Les équipes françaises ont constaté que les anticorps d’Evusheld dans ces échantillons de sang étaient capables de s’attaquer au variant BA.1 chez 19 personnes sur 29 et au variant BA.2 chez 29 personnes sur 29.

Les participant·e·s en question avaient reçu au moins trois doses d’un vaccin à ARNm (habituellement celui de Pfizer-BioNTech). Toutes ces personnes avaient reçu une greffe d’organe ou avaient une maladie auto-immune (trouble qui survient lorsque le système immunitaire s’attaque à des parties de son propre corps). Pour cette raison, elles prenaient toutes des médicaments conçus pour affaiblir partiellement leur système immunitaire.

Sur 29 personnes traitées par Evusheld, quatre ont présenté la COVID-19. Dans trois cas, l’infection était attribuable au variant Omicron, et les symptômes étaient légers. Ces cas se sont produits de 15 à 21 jours après les injections d’Evusheld.

Une quatrième personne a contracté le sous-variant BA.1 et a présenté de graves symptômes de la COVID-19 trois semaines après avoir reçu Evusheld. Cette personne a été hospitalisée.

L’équipe de recherche n’a pas précisé les conditions dans lesquelles les participant·e·s ont contracté l’infection, et comme cette étude n’était pas un essai clinique randomisé, il faut interpréter les résultats avec prudence. Il n’empêche que le rapport de l’Institut Pasteur permet de croire que 25 personnes sur 29 ont vu leur risque de contracter la COVID-19 diminuer grâce à Evusheld.

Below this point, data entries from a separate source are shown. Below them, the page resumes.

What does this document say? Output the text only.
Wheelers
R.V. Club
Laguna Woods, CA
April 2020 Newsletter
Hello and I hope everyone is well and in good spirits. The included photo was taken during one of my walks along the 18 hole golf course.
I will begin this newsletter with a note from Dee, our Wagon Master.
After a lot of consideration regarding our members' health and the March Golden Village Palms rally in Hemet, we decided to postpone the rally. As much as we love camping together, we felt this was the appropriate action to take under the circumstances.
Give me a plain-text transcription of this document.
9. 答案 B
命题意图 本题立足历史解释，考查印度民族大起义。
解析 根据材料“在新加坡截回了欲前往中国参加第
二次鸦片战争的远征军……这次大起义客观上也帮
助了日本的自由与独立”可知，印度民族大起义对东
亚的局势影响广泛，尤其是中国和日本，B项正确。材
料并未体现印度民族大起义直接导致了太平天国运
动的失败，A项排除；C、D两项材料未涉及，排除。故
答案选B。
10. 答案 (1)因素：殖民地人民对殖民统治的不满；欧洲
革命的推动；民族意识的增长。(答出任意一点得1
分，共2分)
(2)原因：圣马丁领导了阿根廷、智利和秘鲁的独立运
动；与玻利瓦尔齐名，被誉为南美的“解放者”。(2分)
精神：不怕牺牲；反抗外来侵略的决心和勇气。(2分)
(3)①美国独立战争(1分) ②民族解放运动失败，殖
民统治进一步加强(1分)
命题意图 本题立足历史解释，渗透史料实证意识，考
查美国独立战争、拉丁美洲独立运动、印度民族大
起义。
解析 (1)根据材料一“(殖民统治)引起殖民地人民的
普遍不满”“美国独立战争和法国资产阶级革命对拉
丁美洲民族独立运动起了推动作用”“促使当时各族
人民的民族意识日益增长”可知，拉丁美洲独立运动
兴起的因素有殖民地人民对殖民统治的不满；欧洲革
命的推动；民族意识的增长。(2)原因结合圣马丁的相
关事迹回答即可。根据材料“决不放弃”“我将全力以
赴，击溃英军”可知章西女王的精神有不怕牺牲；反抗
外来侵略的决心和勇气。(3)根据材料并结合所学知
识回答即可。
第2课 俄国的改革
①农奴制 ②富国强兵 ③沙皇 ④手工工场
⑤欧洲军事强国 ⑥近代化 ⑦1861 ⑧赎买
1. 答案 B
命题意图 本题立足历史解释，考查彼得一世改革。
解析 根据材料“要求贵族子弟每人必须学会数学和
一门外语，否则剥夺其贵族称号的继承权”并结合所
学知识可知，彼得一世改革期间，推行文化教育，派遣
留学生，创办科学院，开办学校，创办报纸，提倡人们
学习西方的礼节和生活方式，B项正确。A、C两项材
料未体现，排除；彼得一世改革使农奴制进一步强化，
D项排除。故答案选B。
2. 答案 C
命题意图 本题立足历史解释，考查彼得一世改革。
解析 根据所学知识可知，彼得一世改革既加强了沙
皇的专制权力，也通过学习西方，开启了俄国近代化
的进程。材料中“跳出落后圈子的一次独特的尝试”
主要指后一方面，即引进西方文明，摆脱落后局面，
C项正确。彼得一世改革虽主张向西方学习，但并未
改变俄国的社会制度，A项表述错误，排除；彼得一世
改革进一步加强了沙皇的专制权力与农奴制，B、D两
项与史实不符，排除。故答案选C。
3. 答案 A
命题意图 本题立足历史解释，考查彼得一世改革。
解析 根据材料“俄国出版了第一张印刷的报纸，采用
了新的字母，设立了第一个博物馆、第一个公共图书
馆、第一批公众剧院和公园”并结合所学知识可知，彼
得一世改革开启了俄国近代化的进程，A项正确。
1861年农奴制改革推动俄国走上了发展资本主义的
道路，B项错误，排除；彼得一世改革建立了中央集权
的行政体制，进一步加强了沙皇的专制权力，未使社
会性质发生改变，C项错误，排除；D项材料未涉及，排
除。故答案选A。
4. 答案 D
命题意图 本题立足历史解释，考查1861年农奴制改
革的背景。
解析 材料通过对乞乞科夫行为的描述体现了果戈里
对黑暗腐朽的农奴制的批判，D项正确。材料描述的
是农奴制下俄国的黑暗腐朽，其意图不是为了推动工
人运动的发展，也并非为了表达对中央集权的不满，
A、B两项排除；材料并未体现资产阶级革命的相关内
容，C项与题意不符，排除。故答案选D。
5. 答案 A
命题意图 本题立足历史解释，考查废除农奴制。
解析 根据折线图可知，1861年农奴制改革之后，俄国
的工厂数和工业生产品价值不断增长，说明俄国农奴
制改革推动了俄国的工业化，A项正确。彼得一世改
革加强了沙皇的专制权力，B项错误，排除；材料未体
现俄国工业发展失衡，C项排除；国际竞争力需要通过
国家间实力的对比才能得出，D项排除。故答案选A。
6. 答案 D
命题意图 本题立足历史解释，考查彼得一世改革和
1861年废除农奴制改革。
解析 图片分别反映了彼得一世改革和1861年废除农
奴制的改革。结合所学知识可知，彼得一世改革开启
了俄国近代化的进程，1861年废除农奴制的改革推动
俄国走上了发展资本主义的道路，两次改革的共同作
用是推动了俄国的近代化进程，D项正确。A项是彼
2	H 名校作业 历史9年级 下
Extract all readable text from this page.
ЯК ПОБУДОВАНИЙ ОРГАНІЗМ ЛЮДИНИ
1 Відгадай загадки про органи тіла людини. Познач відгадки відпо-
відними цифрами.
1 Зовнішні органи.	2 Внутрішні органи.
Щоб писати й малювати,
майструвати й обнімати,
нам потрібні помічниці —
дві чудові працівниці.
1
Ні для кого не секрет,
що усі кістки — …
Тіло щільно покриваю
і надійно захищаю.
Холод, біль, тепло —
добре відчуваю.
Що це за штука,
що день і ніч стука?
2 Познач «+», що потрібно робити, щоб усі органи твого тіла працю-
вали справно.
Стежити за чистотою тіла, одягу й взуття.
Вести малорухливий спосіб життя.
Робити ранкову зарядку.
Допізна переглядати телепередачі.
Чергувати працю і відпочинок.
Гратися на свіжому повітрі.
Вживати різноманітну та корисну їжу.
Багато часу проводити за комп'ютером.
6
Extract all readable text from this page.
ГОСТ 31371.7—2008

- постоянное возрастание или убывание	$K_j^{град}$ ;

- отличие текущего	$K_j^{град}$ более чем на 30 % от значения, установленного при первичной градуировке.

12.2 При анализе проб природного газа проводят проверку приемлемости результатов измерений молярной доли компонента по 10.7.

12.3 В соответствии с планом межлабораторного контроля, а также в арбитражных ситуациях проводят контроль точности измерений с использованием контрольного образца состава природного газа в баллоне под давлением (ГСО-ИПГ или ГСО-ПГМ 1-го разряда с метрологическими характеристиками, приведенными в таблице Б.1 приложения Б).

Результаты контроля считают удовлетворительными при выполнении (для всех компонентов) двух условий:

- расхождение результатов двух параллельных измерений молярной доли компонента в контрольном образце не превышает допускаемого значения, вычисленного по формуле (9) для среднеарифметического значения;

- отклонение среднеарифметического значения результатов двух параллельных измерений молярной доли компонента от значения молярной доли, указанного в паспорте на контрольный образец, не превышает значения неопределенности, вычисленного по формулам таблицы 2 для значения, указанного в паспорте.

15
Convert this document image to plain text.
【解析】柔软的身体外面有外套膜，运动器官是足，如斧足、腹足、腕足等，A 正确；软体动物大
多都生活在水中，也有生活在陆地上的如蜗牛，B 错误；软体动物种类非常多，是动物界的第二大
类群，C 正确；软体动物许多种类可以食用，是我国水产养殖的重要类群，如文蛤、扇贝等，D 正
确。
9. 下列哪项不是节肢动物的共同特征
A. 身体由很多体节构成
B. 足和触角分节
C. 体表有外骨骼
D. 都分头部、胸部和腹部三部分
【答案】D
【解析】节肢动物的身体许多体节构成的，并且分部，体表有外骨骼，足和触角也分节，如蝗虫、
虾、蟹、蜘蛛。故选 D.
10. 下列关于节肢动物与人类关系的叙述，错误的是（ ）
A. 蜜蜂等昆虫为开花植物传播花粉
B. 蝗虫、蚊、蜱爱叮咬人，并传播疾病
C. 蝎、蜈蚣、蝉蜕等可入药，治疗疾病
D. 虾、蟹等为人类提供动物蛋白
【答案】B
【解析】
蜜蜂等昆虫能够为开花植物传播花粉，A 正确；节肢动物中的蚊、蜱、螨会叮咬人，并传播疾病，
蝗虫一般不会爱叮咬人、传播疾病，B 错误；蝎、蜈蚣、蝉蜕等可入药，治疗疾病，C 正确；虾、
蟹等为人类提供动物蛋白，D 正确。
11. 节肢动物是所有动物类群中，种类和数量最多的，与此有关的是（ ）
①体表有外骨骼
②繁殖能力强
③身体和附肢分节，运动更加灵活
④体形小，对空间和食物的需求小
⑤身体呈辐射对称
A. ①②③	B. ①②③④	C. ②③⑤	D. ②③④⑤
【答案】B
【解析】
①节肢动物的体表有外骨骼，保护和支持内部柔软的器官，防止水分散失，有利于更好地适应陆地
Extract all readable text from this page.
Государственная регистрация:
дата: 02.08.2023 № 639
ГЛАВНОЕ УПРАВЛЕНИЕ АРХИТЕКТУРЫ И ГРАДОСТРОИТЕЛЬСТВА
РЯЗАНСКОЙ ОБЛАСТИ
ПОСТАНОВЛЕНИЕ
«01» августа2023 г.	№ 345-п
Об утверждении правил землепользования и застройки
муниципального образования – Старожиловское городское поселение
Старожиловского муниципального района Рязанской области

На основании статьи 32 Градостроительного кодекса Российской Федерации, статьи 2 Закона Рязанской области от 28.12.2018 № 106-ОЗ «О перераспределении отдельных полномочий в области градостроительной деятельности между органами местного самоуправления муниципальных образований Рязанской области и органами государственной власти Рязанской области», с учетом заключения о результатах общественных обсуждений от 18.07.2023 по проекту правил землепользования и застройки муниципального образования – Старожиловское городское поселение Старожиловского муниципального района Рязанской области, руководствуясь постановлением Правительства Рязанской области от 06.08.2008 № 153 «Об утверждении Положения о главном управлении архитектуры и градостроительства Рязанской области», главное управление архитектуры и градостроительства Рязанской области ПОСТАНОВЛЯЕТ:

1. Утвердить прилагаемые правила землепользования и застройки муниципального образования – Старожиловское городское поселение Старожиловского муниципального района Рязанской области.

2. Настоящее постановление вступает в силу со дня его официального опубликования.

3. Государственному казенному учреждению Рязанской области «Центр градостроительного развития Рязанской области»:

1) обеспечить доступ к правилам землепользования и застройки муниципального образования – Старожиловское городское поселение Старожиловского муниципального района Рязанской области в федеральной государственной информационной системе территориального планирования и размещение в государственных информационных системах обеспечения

Prolonger l’effet potentiel d’Evusheld

Dans l’étude Provent, Evusheld a été utilisé à titre de prophylaxie pré-exposition (PrEP) contre le SARS-CoV-2. À en croire les résultats provisoires d’une autre étude appelée Tackle, en doublant la dose d’Evusheld pour passer de 300 mg à 600 mg, il serait possible de réduire le risque de progression vers le stade grave de la maladie chez les personnes traitées tôt dans le cours de l’infection au SARS-CoV-2. Il se pourrait donc qu’AstraZeneca décide de demander l’approbation des agences de réglementation pour utiliser Evusheld de cette manière.

À l’avenir

L’étude menée à l’Institut Pasteur sert à souligner la complexité de la pandémie actuelle. Les scientifiques peuvent mettre au point des vaccins, des médicaments et des anticorps monoclonaux contre le SARS-CoV-2, et ceux-ci sont efficaces dans une certaine mesure pour prévenir les complications graves de la COVID-19 ou la mort. Cependant, à mesure que le virus continuera de muter, il est probable qu’un large éventail d’interventions de deuxième génération — de meilleurs médicaments, vaccins et anticorps monoclonaux — seront nécessaires.

—Sean R. Hosein

RÉFÉRENCES :

  1. Levin MJ, Ustianowski A, De Wit S et al. Intramuscular AZD7442 (Tixagevimab-Cilgavimab) for prevention of COVID-19. New England Journal of Medicine. 2022 Jun 9;386(23):2188-2200. 
  2. Takashita E, Kinoshita N, Yamayoshi S et al. Efficacy of antiviral agents against the SARS-CoV-2 Omicron subvariant BA.2. New England Journal of Medicine. 2022 Apr 14;386(15):1475-1477.
  3. Bruel T, Hadjadj J, Maes P et al. Serum neutralization of SARS-CoV-2 Omicron sublineages BA.1 and BA.2 in patients receiving monoclonal antibodies. Nature Medicine. 2022; sous presse.
  4. Kotton CN. Belt and Suspenders: Vaccines and tixagevimab/cilgavimab for prevention of COVID-19 in immunocompromised patients. Annals of Internal Medicine. 2022; sous presse.
  5. Loo YM, McTamney PM, Arends RH et al. The SARS-CoV-2 monoclonal antibody combination, AZD7442, is protective in nonhuman primates and has an extended half-life in humans. Science Translational Medicine. 2022 Mar 9;14(635):eabl8124.